El profesor Rosanvallon nos recuerda que el populismo, explotando la inmediatez de las emociones contra el tiempo procedimental de las instituciones, no ha empoderado a los de abajo, sino a personajes como “el vicepresidente americano, J.D. Vance, que se presenta, en compañía de una camarilla de multimillonarios, como el representante político de los olvidados”.
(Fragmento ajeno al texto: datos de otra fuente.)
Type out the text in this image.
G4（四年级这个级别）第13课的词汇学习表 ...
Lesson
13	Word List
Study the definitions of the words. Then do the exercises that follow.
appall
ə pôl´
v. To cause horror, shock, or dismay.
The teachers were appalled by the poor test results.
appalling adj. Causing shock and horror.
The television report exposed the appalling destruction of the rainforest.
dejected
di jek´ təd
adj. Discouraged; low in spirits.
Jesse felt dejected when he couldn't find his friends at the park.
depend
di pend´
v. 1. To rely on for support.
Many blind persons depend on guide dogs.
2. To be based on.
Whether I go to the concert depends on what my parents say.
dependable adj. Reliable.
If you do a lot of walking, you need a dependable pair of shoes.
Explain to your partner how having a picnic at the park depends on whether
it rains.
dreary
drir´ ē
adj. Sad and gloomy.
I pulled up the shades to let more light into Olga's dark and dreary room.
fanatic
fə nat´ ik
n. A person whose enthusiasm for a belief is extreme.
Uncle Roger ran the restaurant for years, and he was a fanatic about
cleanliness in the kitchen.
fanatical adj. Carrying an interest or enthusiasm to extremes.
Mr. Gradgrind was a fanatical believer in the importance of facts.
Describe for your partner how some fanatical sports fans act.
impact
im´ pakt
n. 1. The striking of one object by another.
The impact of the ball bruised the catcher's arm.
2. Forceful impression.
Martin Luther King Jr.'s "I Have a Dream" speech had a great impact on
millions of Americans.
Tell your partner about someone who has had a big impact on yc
Lo vimos con ocasión del referéndum sobre el brexit, Lo vivimos durante el “procés” independentista en Catalunya. El populismo desacredita la deliberación y la vigilancia institucional en provecho del plebiscito. Sin embargo, “para que un referéndum tenga sentido, es necesario que los términos de la pregunta contengan las condiciones normativas de su aplicación: un referéndum permite votar a favor o en contra del aborto, a favor o en contra del matrimonio homosexual, pero no zanjar problemas tan complejos como el régimen de pensiones o el tratamiento de la inmigración. (…) Para superar los déficits del sistema hay que dejar atrás la ilusión refrendaria y revitalizar concretamente las grandes ‘funcionalidades’ democráticas.” Finalmente, el asalto autoritario a la democracia a través de la exaltación nacionalista y populista – nos dice Rosanvallon – se condensa en una lucha por la temporalidad del poder. “Todos los dirigentes populistas tratan de modificar, por vía constitucional, el calendario de los escrutinios presidenciales. (…) Putin hizo adoptar, en 2020, el principio de la no limitación de los mandatos presidenciales. Trump evoca un tercer mandato, algo que prohíbe la Constitución americana. Cuando el tiempo político se inscribe en un horizonte desmesuradamente largo, la esfera del Derecho se encuentra automáticamente reducida: el poder del tiempo cambia de manos.”

Con todas sus limitaciones, con el amplio margen de mejora que presentan, en una democracia, el Derecho y las instituciones que lo encarnan llevan el sello de los múltiples combates emancipatorios que han forjado el semblante de las sociedades avanzadas. El desafío que hoy plantea la extrema derecha, azuzando la febrilidad de la desazón popular contra las instituciones y “el tiempo largo del contrato social”, contiene la amenaza de una asoladora regresión civilizatoria. Pero, tal como concluye su razonamiento Pierre Rosanvallon“la demonización del populismo no tiene ya efecto alguno sobre la opinión pública; no se puede combatir un peligro sin proponer algo más atractivo.” He aquí la responsabilidad histórica de la izquierda ilustrada.